Death of Me

Death of Me
Image source: Google

Ratings: 2/5

Director: Darren Lynn Bousman

Producers: Lee Nelsen, David Tish, Charles Dorfman

Writers: Arli Margolis, James Morley III, David Tish

Genre: Mystery, Thriller, Horror

Release Date: 2nd October 2020

Releasing Platform: Theatre

Star Cast: Alexandra Essoe, Angel Ladao, Caledonia Burr, Chatchawai Kamonsakpitak, Kat Ingkarat, Kelly B. Jones, Luke Hemsworth, Maggie Q, Michael S. New, Oliver Paul Barry, Rome Romanne, Sahapoom Totrungsup, Tanapath Singamrath

Plot: After an insane drunken night, Neil and Christine, the vacationing couple, wakes up from a hungover completely blacked out. They had no time to gaze at what had happened as they are supposed to rush to the ferry back home. The couple had visited a South Pacific island located somewhere in Thailand.

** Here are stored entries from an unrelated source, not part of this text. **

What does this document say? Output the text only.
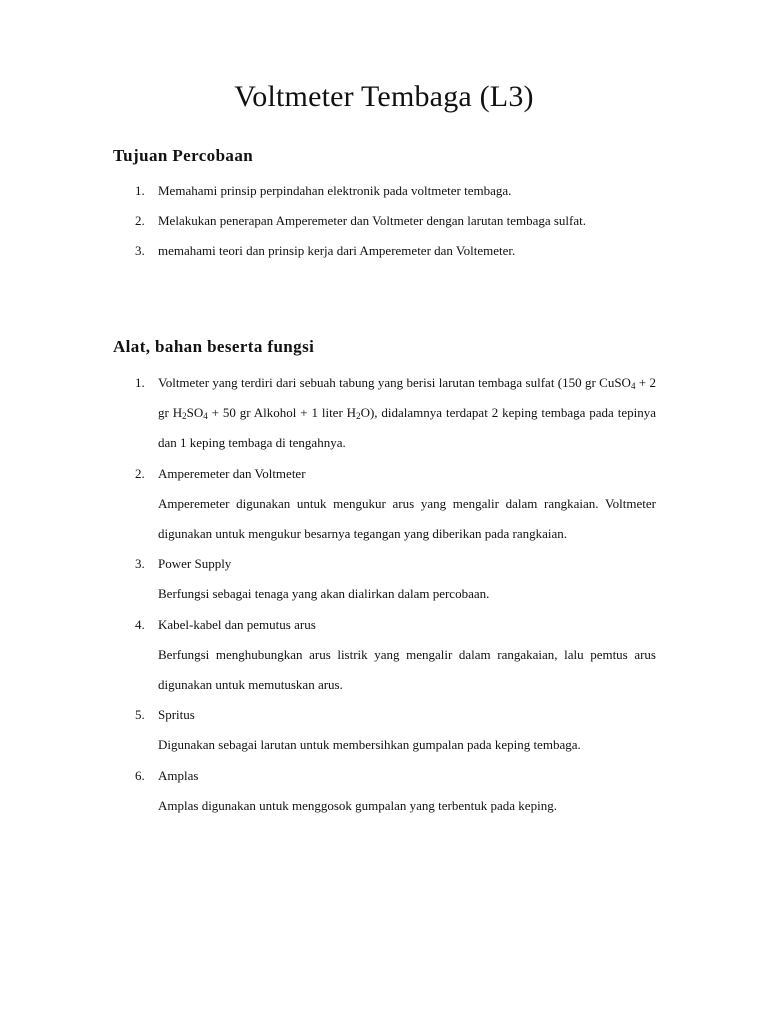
Voltmeter Tembaga (L3)
Tujuan Percobaan
1.	Memahami prinsip perpindahan elektronik pada voltmeter tembaga.
2.	Melakukan penerapan Amperemeter dan Voltmeter dengan larutan tembaga sulfat.
3.	memahami teori dan prinsip kerja dari Amperemeter dan Voltemeter.
Alat, bahan beserta fungsi
1.	Voltmeter yang terdiri dari sebuah tabung yang berisi larutan tembaga sulfat (150 gr CuSO$_4$ + 2 gr $H_2SO_4 + 50$ gr Alkohol + 1 liter $H_2O$), didalamnya terdapat 2 keping tembaga pada tepinya dan 1 keping tembaga di tengahnya.
2.	Amperemeter dan Voltmeter

Amperemeter digunakan untuk mengukur arus yang mengalir dalam rangkaian. Voltmeter digunakan untuk mengukur besarnya tegangan yang diberikan pada rangkaian.

3.	Power Supply

Berfungsi sebagai tenaga yang akan dialirkan dalam percobaan.

4.	Kabel-kabel dan pemutus arus

Berfungsi menghubungkan arus listrik yang mengalir dalam rangakaian, lalu pemtus arus digunakan untuk memutuskan arus.

5.	Spritus

Digunakan sebagai larutan untuk membersihkan gumpalan pada keping tembaga.

6.	Amplas

Amplas digunakan untuk menggosok gumpalan yang terbentuk pada keping.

Apparently, Neil is a travel journalist, and the two have come to the island to document its culture and history. In the extreme state of hungover both collect their belongings when their attention is caught by the news on the TV and Radio broadcasts. There are warnings taking rounds about the gruesome typhoon hitting the island, the like of which aren’t witnessed in the last 200 years. A little predictable drama is added when Neil and Christine are late for the ferry and lose their luggage.

There is a recollection of memory whereby during the last night’s outing, Neil had his camera on him. Numerous pictures taken on the camera come at the rescue of the couple. Or only if it was really a rescue that opened floodgates of horror and tremor.

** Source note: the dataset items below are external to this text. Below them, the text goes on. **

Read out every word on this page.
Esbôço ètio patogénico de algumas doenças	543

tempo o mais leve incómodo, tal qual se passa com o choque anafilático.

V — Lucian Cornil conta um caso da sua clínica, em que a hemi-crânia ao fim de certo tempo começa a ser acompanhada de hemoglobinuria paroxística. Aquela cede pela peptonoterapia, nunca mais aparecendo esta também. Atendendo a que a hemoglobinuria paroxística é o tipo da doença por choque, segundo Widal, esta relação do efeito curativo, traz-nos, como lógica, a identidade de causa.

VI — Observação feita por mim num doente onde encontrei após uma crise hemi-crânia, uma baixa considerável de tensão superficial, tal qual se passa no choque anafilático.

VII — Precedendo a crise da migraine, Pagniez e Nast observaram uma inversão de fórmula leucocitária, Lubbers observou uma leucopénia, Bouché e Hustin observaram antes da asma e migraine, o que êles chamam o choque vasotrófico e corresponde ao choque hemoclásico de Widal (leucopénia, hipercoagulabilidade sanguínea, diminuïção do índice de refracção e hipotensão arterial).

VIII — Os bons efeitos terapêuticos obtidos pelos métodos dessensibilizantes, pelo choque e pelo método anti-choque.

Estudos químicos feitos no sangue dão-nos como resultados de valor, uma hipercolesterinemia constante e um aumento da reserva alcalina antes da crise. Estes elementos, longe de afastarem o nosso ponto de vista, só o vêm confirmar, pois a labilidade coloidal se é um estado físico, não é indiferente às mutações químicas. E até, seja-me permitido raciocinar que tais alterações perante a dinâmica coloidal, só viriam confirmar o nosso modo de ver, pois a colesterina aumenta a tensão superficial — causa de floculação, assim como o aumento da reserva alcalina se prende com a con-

The two sit down to find out the missing piece of the puzzle from the night before and that is how they bump into a video. A video that encapsulates a moment of complete awfulness and insanity. The video has some intimate scenes between the lovers and then what shocks the two is how Neil snaps Christine’s neck and buries her in a shallow grave. And from there the mystery overtakes.

Review: There is a classic movie ‘The Hangover’ where a similar first pitch is used. The characters wake up from a hangover of a drunken night and then the plot is around how they demystify what conspired in the previous night. However, the movie The Hangover is of a humour/comedy genre whereas ‘Death of Me’ belongs to the mystery/thriller genre.

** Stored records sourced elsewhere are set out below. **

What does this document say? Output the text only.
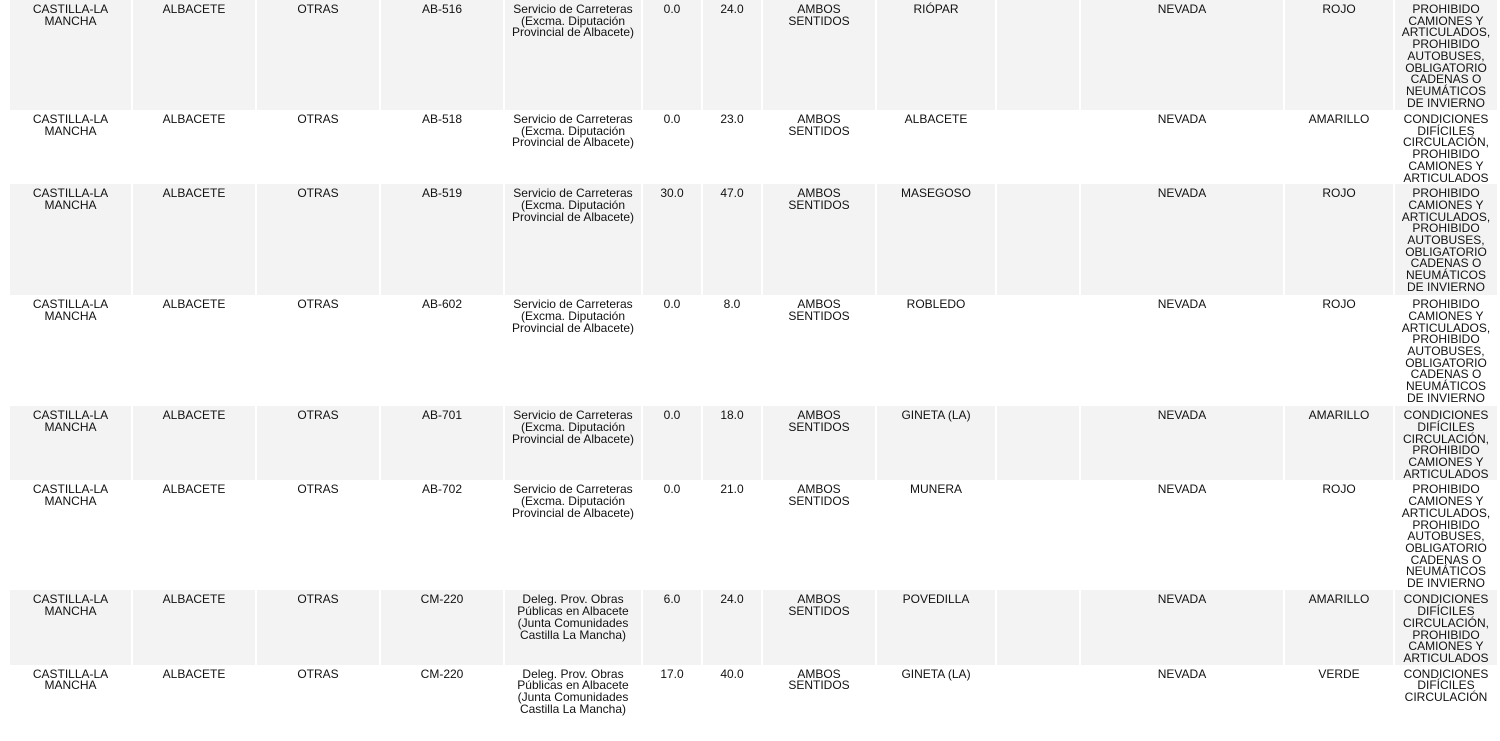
CASTILLA-LA MANCHA	ALBACETE	OTRAS	AB-516	Servicio de Carreteras (Excma. Diputación Provincial de Albacete)	0.0	24.0	AMBOS SENTIDOS	RIÓPAR		NEVADA	ROJO	PROHIBIDO CAMIONES Y ARTICULADOS, PROHIBIDO AUTOBUSES, OBLIGATORIO CADENAS O NEUMÁTICOS DE INVIERNO
CASTILLA-LA MANCHA	ALBACETE	OTRAS	AB-518	Servicio de Carreteras (Excma. Diputación Provincial de Albacete)	0.0	23.0	AMBOS SENTIDOS	ALBACETE		NEVADA	AMARILLO	CONDICIONES DIFÍCILES CIRCULACIÓN, PROHIBIDO CAMIONES Y ARTICULADOS
CASTILLA-LA MANCHA	ALBACETE	OTRAS	AB-519	Servicio de Carreteras (Excma. Diputación Provincial de Albacete)	30.0	47.0	AMBOS SENTIDOS	MASEGOSO		NEVADA	ROJO	PROHIBIDO CAMIONES Y ARTICULADOS, PROHIBIDO AUTOBUSES, OBLIGATORIO CADENAS O NEUMÁTICOS DE INVIERNO
CASTILLA-LA MANCHA	ALBACETE	OTRAS	AB-602	Servicio de Carreteras (Excma. Diputación Provincial de Albacete)	0.0	8.0	AMBOS SENTIDOS	ROBLEDO		NEVADA	ROJO	PROHIBIDO CAMIONES Y ARTICULADOS, PROHIBIDO AUTOBUSES, OBLIGATORIO CADENAS O NEUMÁTICOS DE INVIERNO
CASTILLA-LA MANCHA	ALBACETE	OTRAS	AB-701	Servicio de Carreteras (Excma. Diputación Provincial de Albacete)	0.0	18.0	AMBOS SENTIDOS	GINETA (LA)		NEVADA	AMARILLO	CONDICIONES DIFÍCILES CIRCULACIÓN, PROHIBIDO CAMIONES Y ARTICULADOS
CASTILLA-LA MANCHA	ALBACETE	OTRAS	AB-702	Servicio de Carreteras (Excma. Diputación Provincial de Albacete)	0.0	21.0	AMBOS SENTIDOS	MUNERA		NEVADA	ROJO	PROHIBIDO CAMIONES Y ARTICULADOS, PROHIBIDO AUTOBUSES, OBLIGATORIO CADENAS O NEUMÁTICOS DE INVIERNO
CASTILLA-LA MANCHA	ALBACETE	OTRAS	CM-220	Deleg. Prov. Obras Públicas en Albacete (Junta Comunidades Castilla La Mancha)	6.0	24.0	AMBOS SENTIDOS	POVEDILLA		NEVADA	AMARILLO	CONDICIONES DIFÍCILES CIRCULACIÓN, PROHIBIDO CAMIONES Y ARTICULADOS
CASTILLA-LA MANCHA	ALBACETE	OTRAS	CM-220	Deleg. Prov. Obras Públicas en Albacete (Junta Comunidades Castilla La Mancha)	17.0	40.0	AMBOS SENTIDOS	GINETA (LA)		NEVADA	VERDE	CONDICIONES DIFÍCILES CIRCULACIÓN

The movie is from the distributor Saban Films, whose approach seems to be acquiring or greenlighting projects that have ingenious and solid premises.

Most certainly the movie begins on a high note of positive ambiguity and mayhem. It leaves the viewers with questions like why would Neil want to kill Christine? How is she sitting there watching her own death?

However, it is not long before the premise falls flat. After a few minutes, the story starts to meander from one vaguely xenophobic set piece to another. The only thing constant is the hallucinatory visions of Christine, which stops to intrigue after a point in time because there are many. One is sure of getting chills from the sight of some disfigured faces seen at a few intervals. But even that fails to create the hype due to the extent of screen time they get without any real action involved.

The lingering goodwill of the initial concept and the mystery it had created along with the richness of the setting in incapable to bring the attention back. Sonically, the film deploys the same ominous hymn every five minutes. The repetitive of the visuals and themes seem to drain the film of its strengths.

Darren Lynn Bousman just couldn’t seem to maintain the momentum. The expectations from Bousman were slightly high given the fact that he started his directorial career with the first three installments in the Saw franchise. Bousman normally displays a strong grip on the atmosphere but none of that is here.

With everything put together, Death of Me just becomes a bizarrely xenophobic chiller about evil Thai people with ulterior motives that increasingly becomes more deranged and violent. The attention span of the viewer is hindered due to the wooden acting, narrative structure, predictability, and appropriating Thailand for generic cult purposes.